The plaintiff needs to prove that the damages they sustained were in fact caused (one) by the defendant and (two) because of the breach of their fiduciary duty. “The element of causation is satisfied when the plaintiff proves that the defendant’s conduct was an instrumental contribution to the cause of the injury.”
When a duty is determined and a breach is evident, the plaintiff is next required to prove the breach caused the plaintiff damage and show specifically what those damages calculate to.

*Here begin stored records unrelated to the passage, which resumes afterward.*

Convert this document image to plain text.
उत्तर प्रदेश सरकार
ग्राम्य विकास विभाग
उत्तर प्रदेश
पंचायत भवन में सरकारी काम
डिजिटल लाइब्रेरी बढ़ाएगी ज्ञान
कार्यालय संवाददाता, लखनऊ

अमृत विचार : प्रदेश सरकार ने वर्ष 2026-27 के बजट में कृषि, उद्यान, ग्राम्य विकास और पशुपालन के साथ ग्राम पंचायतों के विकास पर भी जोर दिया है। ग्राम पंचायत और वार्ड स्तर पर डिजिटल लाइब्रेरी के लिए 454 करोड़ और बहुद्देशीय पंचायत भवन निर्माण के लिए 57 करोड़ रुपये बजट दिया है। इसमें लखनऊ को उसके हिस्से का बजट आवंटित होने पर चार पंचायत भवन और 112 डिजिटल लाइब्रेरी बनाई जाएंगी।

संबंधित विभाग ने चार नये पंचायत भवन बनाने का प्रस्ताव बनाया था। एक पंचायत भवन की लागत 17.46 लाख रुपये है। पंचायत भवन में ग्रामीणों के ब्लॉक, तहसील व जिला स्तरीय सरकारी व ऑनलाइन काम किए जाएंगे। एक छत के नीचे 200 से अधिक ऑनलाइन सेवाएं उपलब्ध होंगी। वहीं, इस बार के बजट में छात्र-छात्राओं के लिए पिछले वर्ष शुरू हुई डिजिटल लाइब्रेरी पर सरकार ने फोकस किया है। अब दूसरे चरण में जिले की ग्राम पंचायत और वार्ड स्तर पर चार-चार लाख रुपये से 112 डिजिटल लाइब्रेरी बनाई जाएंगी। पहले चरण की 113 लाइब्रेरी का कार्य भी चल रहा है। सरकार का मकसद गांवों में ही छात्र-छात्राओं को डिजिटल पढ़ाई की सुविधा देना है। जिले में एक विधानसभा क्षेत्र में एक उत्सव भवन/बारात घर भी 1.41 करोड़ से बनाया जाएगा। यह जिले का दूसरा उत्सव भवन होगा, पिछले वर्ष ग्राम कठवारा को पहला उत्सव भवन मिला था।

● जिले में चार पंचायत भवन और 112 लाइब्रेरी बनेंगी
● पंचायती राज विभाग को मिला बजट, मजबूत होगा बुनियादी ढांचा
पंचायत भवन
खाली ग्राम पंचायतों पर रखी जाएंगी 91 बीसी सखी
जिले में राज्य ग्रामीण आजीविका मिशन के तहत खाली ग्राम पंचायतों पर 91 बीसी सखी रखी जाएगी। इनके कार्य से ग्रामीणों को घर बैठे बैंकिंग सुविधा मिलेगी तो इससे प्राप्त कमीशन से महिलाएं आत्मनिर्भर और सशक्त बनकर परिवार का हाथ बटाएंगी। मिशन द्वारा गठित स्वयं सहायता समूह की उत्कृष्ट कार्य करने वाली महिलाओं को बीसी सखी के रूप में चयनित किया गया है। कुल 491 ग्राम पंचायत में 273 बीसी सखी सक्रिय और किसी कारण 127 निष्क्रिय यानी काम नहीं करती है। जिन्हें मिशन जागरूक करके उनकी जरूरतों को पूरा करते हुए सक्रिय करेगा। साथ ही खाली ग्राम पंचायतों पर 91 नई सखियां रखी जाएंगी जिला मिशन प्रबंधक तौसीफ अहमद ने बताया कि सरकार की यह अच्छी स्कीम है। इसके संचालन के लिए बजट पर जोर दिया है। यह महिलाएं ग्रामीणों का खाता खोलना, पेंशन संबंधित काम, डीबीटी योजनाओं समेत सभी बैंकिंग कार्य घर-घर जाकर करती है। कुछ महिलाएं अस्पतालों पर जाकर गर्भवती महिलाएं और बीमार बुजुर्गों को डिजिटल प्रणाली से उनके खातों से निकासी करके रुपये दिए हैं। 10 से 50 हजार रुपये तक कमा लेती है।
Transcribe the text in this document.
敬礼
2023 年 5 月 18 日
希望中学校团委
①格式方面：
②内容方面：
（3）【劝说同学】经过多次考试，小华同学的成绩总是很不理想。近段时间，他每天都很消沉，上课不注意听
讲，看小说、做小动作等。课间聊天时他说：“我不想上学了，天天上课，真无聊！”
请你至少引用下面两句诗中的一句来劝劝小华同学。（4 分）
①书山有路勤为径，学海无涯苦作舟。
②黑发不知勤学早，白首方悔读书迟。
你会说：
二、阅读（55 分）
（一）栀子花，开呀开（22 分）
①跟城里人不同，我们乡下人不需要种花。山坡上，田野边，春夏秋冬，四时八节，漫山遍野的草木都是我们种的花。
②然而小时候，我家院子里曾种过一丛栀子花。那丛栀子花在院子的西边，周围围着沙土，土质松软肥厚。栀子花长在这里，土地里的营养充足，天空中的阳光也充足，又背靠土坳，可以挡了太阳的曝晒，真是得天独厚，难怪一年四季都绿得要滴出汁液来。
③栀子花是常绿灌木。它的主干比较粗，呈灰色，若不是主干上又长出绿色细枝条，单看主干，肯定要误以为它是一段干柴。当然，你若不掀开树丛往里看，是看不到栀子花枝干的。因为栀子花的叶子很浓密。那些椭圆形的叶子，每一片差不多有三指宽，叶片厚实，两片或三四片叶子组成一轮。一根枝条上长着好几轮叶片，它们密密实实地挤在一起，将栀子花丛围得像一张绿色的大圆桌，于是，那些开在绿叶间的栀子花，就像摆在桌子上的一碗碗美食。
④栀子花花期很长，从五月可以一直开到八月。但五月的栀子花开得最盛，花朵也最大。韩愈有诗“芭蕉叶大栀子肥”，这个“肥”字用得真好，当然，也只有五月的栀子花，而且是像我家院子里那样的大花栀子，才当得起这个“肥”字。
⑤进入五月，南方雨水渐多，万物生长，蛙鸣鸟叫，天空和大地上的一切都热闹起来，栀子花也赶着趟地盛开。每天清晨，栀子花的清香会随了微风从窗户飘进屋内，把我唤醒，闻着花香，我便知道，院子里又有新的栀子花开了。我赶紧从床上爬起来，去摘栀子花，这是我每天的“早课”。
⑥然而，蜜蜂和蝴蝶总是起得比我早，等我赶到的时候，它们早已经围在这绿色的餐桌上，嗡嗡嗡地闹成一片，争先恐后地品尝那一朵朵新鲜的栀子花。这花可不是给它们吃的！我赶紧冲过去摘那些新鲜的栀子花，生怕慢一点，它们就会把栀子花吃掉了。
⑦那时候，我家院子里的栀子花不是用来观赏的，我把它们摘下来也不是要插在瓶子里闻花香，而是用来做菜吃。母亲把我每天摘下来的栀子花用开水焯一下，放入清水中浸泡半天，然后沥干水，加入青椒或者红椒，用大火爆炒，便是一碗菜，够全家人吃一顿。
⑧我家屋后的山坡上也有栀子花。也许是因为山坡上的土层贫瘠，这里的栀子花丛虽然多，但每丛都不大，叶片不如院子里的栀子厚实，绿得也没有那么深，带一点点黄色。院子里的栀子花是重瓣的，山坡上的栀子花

How Does the Law Define Fiduciary Duty?
According to Black’s law dictionary (the dictionary used by attorneys), defines the fiduciary duty as:
A duty of uttermost good faith, trust, confidence, and candidness owed by a fiduciary (like a trustee or an agent) to the beneficiary (like passive investors or beneficiaries of the trust or the agent’s principal); a duty of uttermost faithfulness, trust, confidence, and candidness owed by a fiduciary (like a corporate officer or an attorney) to the beneficiary (like an investor or shareholder or the client of an attorney); a duty to act with the highest level of loyalty and honesty against another individual and in the best interest of the other individual (like the duty that one partner owes to the other).
What is a Fiduciary?
“A fiduciary is an individual having a duty, created by his or her undertaking, to act primarily for the benefit of another in matters connected with the undertaking.” According to Griffithslawpc.com
What are the Duties Owed by a Fiduciary?
“A fiduciary’s obligations include a duty of loyalty, a duty to exercise reasonable care and skill, and a duty to deal impartially with beneficiaries.” Fiduciaries additionally owe a duty of “utmost good faith.” In certain situations, fiduciaries owe specific duties that are dependent on the field they practice in or on certain dealings involved. For instance, circumstances involving real estate dealings, majority, and minority shareholders, trustees, and other types of fiduciary associations.
Constituting a Breach of Fiduciary Duty
To establish a breach of fiduciary duty, each of the four elements is required to be confirmed by the extensiveness of the evidence and at that point, the plaintiff needs to prove the extent of his or her damages by presenting corroborating third party evidence and exhibits revealing such damage.
- “4 Elements of a Breach of Fiduciary Duty Claim.” Griffiths Law, www.griffithslawpc.com/resources/elements-breach-fiduciary-duty-claim/.